Kharkov, Ukraine 2018

Une atmosphère religieuse et sereine dans l’église, à l’extérieur une vie ordinaire se déroule, chacun suit sa destination et respecte la loi.

Dans la même ville, à l’hôpital psychiatrique, des patients préparent Noël et le Nouvel an. La plupart d’entre eux étaient à l’armée, certains sont vraiment malades, d’autres ont fait des tentatives de suicide et quelques uns simulent pour échapper à la guerre.

Une vie extraordinaire en dehors de l’hôpital, une liesse dans toutes les rues à la veille du Nouvel an. Une joie circule, mais un groupe de militaires en uniformes hideux, gâche cette belle image.  Kharkov l’ancienne capitale : un « bourbier » ou une ville bien aimée ? L’homme qui harangue la foule est un patriote convaincu.

De retour à l’hôpital, on ressent une tristesse et un mécontentement qui suintent des murs, des couloirs et des chambres.
Une sorte de prison.
Les patients, enfermés, voudraient faire la fête avec leurs familles, leurs enfants…
Mais ici, la véritable prison c’est la guerre. Celle avec la Russie.

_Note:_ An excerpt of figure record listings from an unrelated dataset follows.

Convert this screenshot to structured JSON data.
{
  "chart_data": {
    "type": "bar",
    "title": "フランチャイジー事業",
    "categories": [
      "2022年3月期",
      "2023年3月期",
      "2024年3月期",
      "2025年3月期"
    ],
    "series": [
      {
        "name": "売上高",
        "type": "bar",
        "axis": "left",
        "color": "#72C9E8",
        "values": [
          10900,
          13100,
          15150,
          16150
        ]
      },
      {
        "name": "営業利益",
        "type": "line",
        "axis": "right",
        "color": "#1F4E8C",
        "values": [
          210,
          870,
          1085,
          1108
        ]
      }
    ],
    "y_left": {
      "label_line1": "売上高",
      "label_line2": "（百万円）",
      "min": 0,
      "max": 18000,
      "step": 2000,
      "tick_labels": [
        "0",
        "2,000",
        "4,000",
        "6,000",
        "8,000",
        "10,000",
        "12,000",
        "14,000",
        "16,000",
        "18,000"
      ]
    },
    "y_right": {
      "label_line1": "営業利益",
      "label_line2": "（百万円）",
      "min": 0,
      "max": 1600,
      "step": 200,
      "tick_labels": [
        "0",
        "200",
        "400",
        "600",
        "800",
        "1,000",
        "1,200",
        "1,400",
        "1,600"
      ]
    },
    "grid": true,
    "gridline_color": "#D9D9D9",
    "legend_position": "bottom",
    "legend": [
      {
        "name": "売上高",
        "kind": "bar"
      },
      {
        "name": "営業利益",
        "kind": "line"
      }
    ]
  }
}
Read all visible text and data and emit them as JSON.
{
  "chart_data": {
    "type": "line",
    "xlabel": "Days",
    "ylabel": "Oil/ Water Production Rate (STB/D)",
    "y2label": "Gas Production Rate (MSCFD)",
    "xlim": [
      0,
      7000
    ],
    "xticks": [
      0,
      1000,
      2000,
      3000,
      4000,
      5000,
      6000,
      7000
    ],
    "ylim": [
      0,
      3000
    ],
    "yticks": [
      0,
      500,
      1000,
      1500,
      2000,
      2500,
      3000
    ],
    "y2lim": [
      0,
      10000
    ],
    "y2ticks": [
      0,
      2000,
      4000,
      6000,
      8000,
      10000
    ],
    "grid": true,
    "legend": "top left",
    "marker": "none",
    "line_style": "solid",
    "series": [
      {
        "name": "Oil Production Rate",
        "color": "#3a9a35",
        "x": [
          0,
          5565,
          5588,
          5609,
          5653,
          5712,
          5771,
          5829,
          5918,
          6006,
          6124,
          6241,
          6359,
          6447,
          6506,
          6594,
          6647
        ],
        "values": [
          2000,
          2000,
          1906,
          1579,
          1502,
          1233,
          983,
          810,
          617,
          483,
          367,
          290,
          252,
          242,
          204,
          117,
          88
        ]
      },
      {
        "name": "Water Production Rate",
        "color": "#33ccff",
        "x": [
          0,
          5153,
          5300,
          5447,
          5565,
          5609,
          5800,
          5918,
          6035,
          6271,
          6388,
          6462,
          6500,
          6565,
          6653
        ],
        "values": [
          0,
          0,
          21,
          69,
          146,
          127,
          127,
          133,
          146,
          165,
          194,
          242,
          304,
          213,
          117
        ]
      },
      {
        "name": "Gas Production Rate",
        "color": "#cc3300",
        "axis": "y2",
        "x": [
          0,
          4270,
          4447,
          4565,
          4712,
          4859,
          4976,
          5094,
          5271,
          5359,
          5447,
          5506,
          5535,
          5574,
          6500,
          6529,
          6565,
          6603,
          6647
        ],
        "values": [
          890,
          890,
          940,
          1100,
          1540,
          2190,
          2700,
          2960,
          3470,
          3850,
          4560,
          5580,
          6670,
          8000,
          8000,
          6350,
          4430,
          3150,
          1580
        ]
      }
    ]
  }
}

La boite de nuit où s’exhibent des Pères Noël en short sur un rythme techno, montre un autre aspect de la fête. On boit, on danse, on s’abrutit de musique forte, pour vivre sa jeunesse coûte que coûte ? Pour rompre certaine solitude ? Pour oublier

Non loin de là, une vieille dame, veuve, essaie de subsister dans ce nouveau monde, toujours attachée à la terre et aux traditions. Le rouge des pères noël et le rouge du fichu de cette femme sont un écho lointain à la Révolution.

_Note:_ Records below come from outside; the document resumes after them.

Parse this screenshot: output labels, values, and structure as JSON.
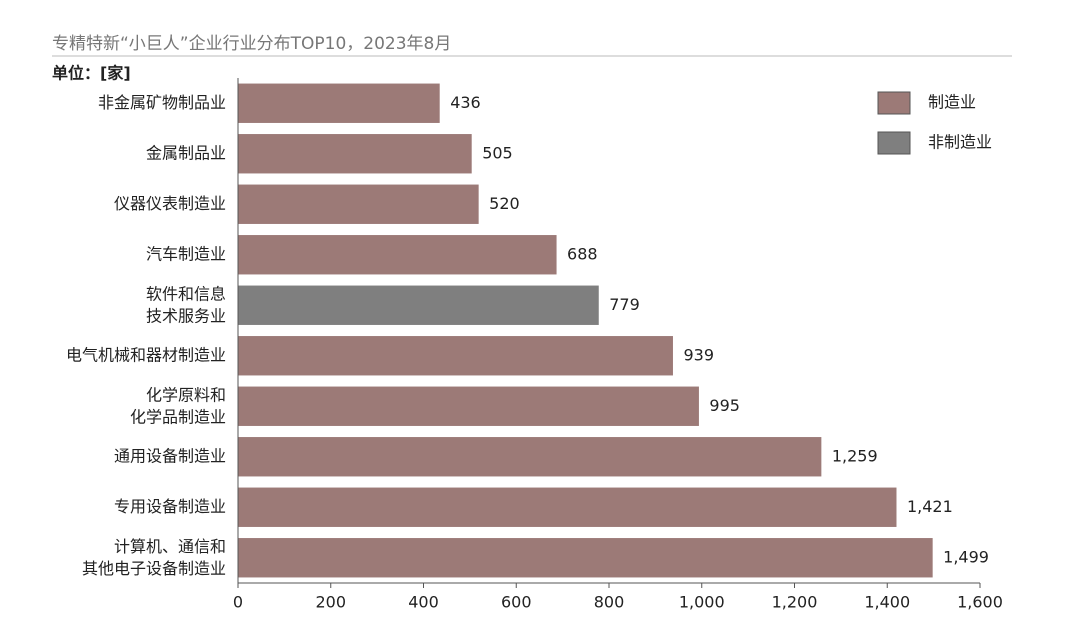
{
  "chart_data": {
    "type": "hbar",
    "title": "专精特新“小巨人”企业行业分布TOP10，2023年8月",
    "unit_label": "单位：[家]",
    "categories": [
      "非金属矿物制品业",
      "金属制品业",
      "仪器仪表制造业",
      "汽车制造业",
      "软件和信息\n技术服务业",
      "电气机械和器材制造业",
      "化学原料和\n化学品制造业",
      "通用设备制造业",
      "专用设备制造业",
      "计算机、通信和\n其他电子设备制造业"
    ],
    "values": [
      436,
      505,
      520,
      688,
      779,
      939,
      995,
      1259,
      1421,
      1499
    ],
    "value_labels": [
      "436",
      "505",
      "520",
      "688",
      "779",
      "939",
      "995",
      "1,259",
      "1,421",
      "1,499"
    ],
    "colors": [
      "#9c7a77",
      "#9c7a77",
      "#9c7a77",
      "#9c7a77",
      "#7f7f7f",
      "#9c7a77",
      "#9c7a77",
      "#9c7a77",
      "#9c7a77",
      "#9c7a77"
    ],
    "legend": [
      {
        "name": "制造业",
        "color": "#9c7a77"
      },
      {
        "name": "非制造业",
        "color": "#7f7f7f"
      }
    ],
    "xlim": [
      0,
      1600
    ],
    "xticks": [
      0,
      200,
      400,
      600,
      800,
      {
        "value": 1000,
        "label": "1,000"
      },
      {
        "value": 1200,
        "label": "1,200"
      },
      {
        "value": 1400,
        "label": "1,400"
      },
      {
        "value": 1600,
        "label": "1,600"
      }
    ]
  }
}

Aliona Zagurovska met en regard la quête d’une paix  spirituelle, l’envie de vivre et de fêter, et la politique gangrénée qui pèse sur les jeunes hommes

L’Ukraine contemporaine s’appauvrit, s’aliène, les images d’elle-même se bousculent, comme quand la réalisatrice confie sa caméra à Lila, patiente de l’hôpital psychiatrique, qui n’a plus que ses mots pour dire l’ordinaire des jours et le cauchemar de l’enfermement .Qu’il soit celui de l’hôpital ou celui de la caserne.